Il y a quelques semaines, lors d'un discours prononcé juste après le crash de l'A310, le président Sambi avait déjà évoqué cette possibilité de louer Mayotte à la France.
Jeudi dernier, il est revenu sur cette stratégie au cours d'une entrevue avec la classe politique anjouanaise. Pour A.A. Sambi, devenu pragmatique, il serait judicieux, « après plus de trente ans de « guerre de la salive » avec la France, de changer aujourd'hui de stratégie et d'aller vers des propositions concrètes pour trouver une issue à cette question ».
Il propose par exemple, que l'Union des Comores « accepte de valider la présence de la France à Mayotte par un contrat de location de l'île, à charge pour la France de reconnaître l'appartenance comorienne de l'île de Mayotte à l'ensemble comorien ».
Jusqu'à maintenant, la France est restée sourde aux réclamations comoriennes, reçues dans la plus grande indifférence. Certains, dans le camp des partisans de « Mayotte comorienne », comme le Comité maoré, n'hésitent pas à parler de « mépris ».

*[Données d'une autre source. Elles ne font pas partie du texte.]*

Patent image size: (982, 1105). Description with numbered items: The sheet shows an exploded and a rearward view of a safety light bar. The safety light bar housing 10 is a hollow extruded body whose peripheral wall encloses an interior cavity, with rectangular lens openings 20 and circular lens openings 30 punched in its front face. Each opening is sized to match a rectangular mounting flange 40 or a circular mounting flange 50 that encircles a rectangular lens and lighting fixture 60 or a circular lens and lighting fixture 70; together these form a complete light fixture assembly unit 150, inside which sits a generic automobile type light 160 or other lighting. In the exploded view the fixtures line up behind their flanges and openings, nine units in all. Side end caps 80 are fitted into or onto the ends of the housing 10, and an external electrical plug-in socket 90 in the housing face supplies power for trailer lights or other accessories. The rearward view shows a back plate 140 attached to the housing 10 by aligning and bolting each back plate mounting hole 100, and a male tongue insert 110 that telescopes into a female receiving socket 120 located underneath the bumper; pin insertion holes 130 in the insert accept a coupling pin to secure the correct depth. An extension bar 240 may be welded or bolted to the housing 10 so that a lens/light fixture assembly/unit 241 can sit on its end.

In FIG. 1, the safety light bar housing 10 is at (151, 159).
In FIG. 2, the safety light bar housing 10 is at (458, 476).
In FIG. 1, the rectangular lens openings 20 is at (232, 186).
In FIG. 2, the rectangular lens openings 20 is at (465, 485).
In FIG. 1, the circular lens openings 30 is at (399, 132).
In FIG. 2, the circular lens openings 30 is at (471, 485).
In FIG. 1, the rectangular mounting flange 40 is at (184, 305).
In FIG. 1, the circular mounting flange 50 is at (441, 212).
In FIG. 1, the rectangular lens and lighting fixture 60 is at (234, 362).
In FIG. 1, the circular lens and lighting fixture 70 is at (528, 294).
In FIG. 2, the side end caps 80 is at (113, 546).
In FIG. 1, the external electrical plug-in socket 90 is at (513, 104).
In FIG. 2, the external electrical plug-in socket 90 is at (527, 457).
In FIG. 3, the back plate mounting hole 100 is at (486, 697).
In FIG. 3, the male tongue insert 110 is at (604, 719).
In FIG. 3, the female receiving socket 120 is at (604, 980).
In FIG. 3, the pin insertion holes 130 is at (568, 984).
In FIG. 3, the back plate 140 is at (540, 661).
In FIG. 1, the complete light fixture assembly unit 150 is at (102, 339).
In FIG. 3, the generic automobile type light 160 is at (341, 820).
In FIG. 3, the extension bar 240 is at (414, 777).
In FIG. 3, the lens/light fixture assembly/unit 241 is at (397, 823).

D'après le site de la présidence, lors de cet entretien à Anjouan, l'assistance a d'abord « félicité et remercié le Chef de l'Etat pour cette initiative courageuse, la première dans la jeune histoire des Comores indépendantes ». Elle a ensuite « attiré l'attention du Président de la République sur les risques que cette proposition pourrait comporter ». Une grande partie des comoriens qui s'intéressent à ce sujet campe sur ses positions, notamment au sein de la diaspora, et refuse tout autre issue que le retour pur et simple de Mayotte dans le giron comorien.
Les participants à la réunion ont également souligné « la nécessité d'une concertation nationale et d'une sensibilisation de nos partenaires bi et multilatéraux sur ce sujet ».
Le Chef de l'Etat a promis de « continuer la concertation dans les autres îles » et d'être « attentif à toute autre proposition de dénouement heureux entre les Comores et la France ».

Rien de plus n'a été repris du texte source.